Health worker shortage limits AIDS care in Africa's south

May 25, 2007|By Scott Calvert | Scott Calvert,Sun Foreign Reporter

JOHANNESBURG, South Africa --An acute health worker shortage in southern Africa is preventing many people with AIDS from getting lifesaving drugs, and Western donor policies are part of the problem, a new report claims.

Major American and European aid programs do not help pay nurses' salaries because the effort is seen as "unsustainable," says the report, released here yesterday by the medical charity Doctors Without Borders.

Also, the International Monetary Fund, by pushing countries to limit wages, has restricted African governments from raising salaries as a way of easing the "brain drain" of home-grown medical expertise, the report adds.

The report says these factors, along with poor leadership by some African governments, have slowed gains in the numbers of people being put on anti-retroviral treatment. Across sub-Saharan Africa, an estimated 70 percent of those who need the drugs go without treatment.

The health worker crisis "must be confronted as an emergency for the millions of people still waiting for treatment," said Sharonann Lynch of Doctors Without Borders, known by its French abbreviation MSF, at a news conference.

In just the four countries covered by the new report - South Africa, Malawi, Mozambique and Lesotho - more than 1 million people need treatment to survive AIDS, she said.

Western donors once resisted paying for anti-retroviral drugs (ARVs) on sustainability grounds, because patients must take them for life. But that stance was dropped, and since 2003 the number of those receiving the drugs in the region has soared from 100,000 to 1.3 million.

Now MSF wants a similar change to help pay for nurses and other staff needed to administer drugs and care for patients. It also wants the IMF to lift spending limits.

Benedicte Christensen, deputy director of the IMF's African Department, disputed MSF's view of wage ceilings and said some were designed with extra health worker spending in mind. Yet she said the fund is moving away from such caps because they are a "relatively blunt instrument"; Mozambique's cap was abolished a year ago.
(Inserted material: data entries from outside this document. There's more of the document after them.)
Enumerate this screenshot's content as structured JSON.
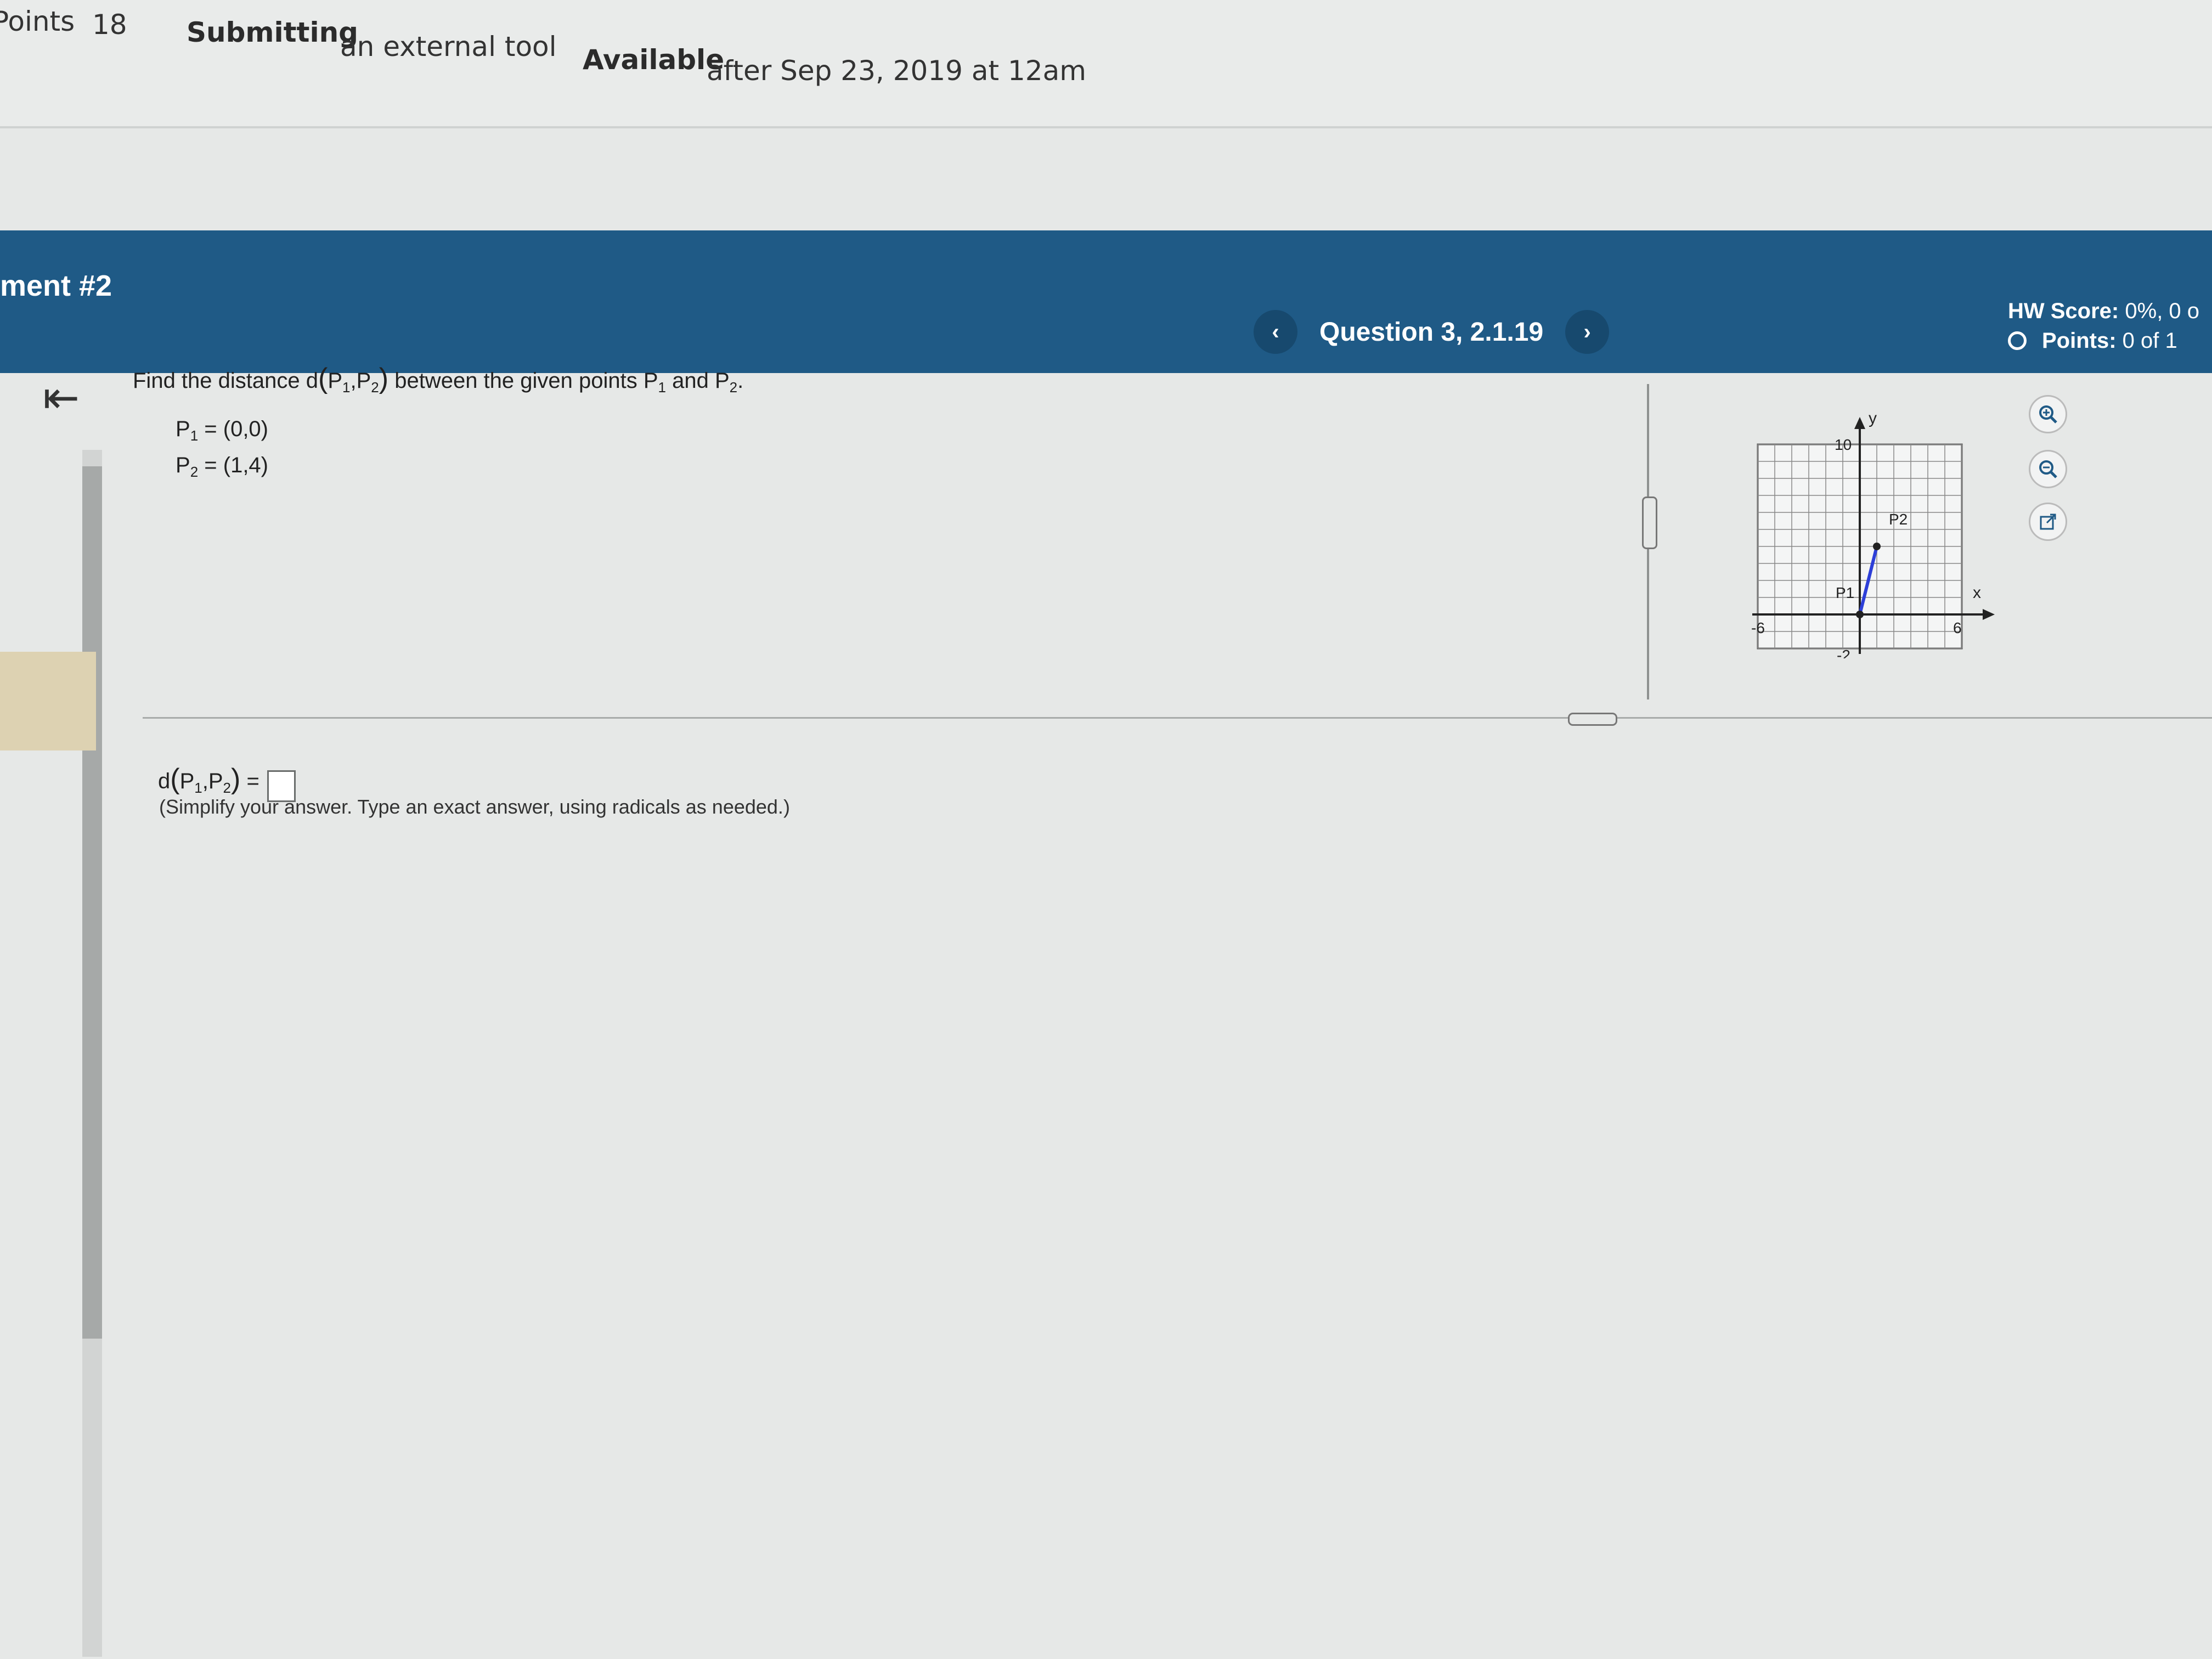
{
  "header": {
    "points_label": "Points",
    "points_value": "18",
    "submitting_label": "Submitting",
    "submitting_value": "an external tool",
    "available_label": "Available",
    "available_value": "after Sep 23, 2019 at 12am"
  },
  "banner": {
    "assignment_title": "ment #2",
    "question_title": "Question 3, 2.1.19",
    "prev": "‹",
    "next": "›",
    "hw_score_label": "HW Score:",
    "hw_score_value": "0%, 0 o",
    "points_label": "Points:",
    "points_value": "0 of 1"
  },
  "question": {
    "prompt_pre": "Find the distance d",
    "prompt_mid": "between the given points P",
    "prompt_and": "and P",
    "p1_value": "= (0,0)",
    "p2_value": "= (1,4)"
  },
  "answer": {
    "label_tail": "=",
    "hint": "(Simplify your answer. Type an exact answer, using radicals as needed.)"
  },
  "graph": {
    "y_axis_label": "y",
    "x_axis_label": "x",
    "y_max_label": "10",
    "y_min_label": "-2",
    "x_min_label": "-6",
    "x_max_label": "6",
    "p1_label": "P1",
    "p2_label": "P2",
    "points": [
      {
        "x": 0,
        "y": 0
      },
      {
        "x": 1,
        "y": 4
      }
    ],
    "segment_color": "#2d3fd8"
  },
  "tools": [
    "zoom-in-icon",
    "zoom-out-icon",
    "open-external-icon"
  ]
}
The staffing shortage is severe. Lesotho, Malawi and Mozambique have far fewer health workers than the minimum levels set by the World Health Organization. Over half of professional nursing jobs in Lesotho's clinics are vacant, as nurses quit for better-paying jobs elsewhere - sometimes at groups such as MSF - or themselves die of AIDS. The situation is similar in Mozambique, which MSF says explains why new enrollments for AIDS treatment fell 30 percent from 2005 to last year.

A "ray of hope," according to the report, is an initiative in Malawi. That country made a deal with the IMF allowing raises in health workers' salaries, with assistance from the British aid program and the Global Fund to Fight AIDS, Tuberculosis and Malaria.

In comparatively wealthy South Africa, the problem lies with the government, the report says. MSF says nurses should be allowed to prescribe anti-retrovirals, as in Lesotho, given the lack of public-sector doctors.

Dr. Eric Goemaere, the head of MSF in South Africa, described the success of a treatment program in a remote, impoverished area called Lusikisiki. More than 2,000 people with AIDS began treatment from 2003 to last year, meaning that more than two-thirds of those who needed drugs were getting them.

Nurses were integral to the effort, he said. But after MSF handed the program to the government last year, "those same nurses were told they were not allowed to initiate ARVs anymore. As a result, we saw the number of patients recruited in Lusikisiki immediately going down."

South Africa's new AIDS plan predicts that most people will receive treatment from nurses, not doctors. But current practice does not reflect that goal, and Goemaere said national health officials need to send a "clear-cut" message telling demoralized nurses that they will be allowed to play a larger role.

A spokesman for South Africa's health minister did not return phone calls.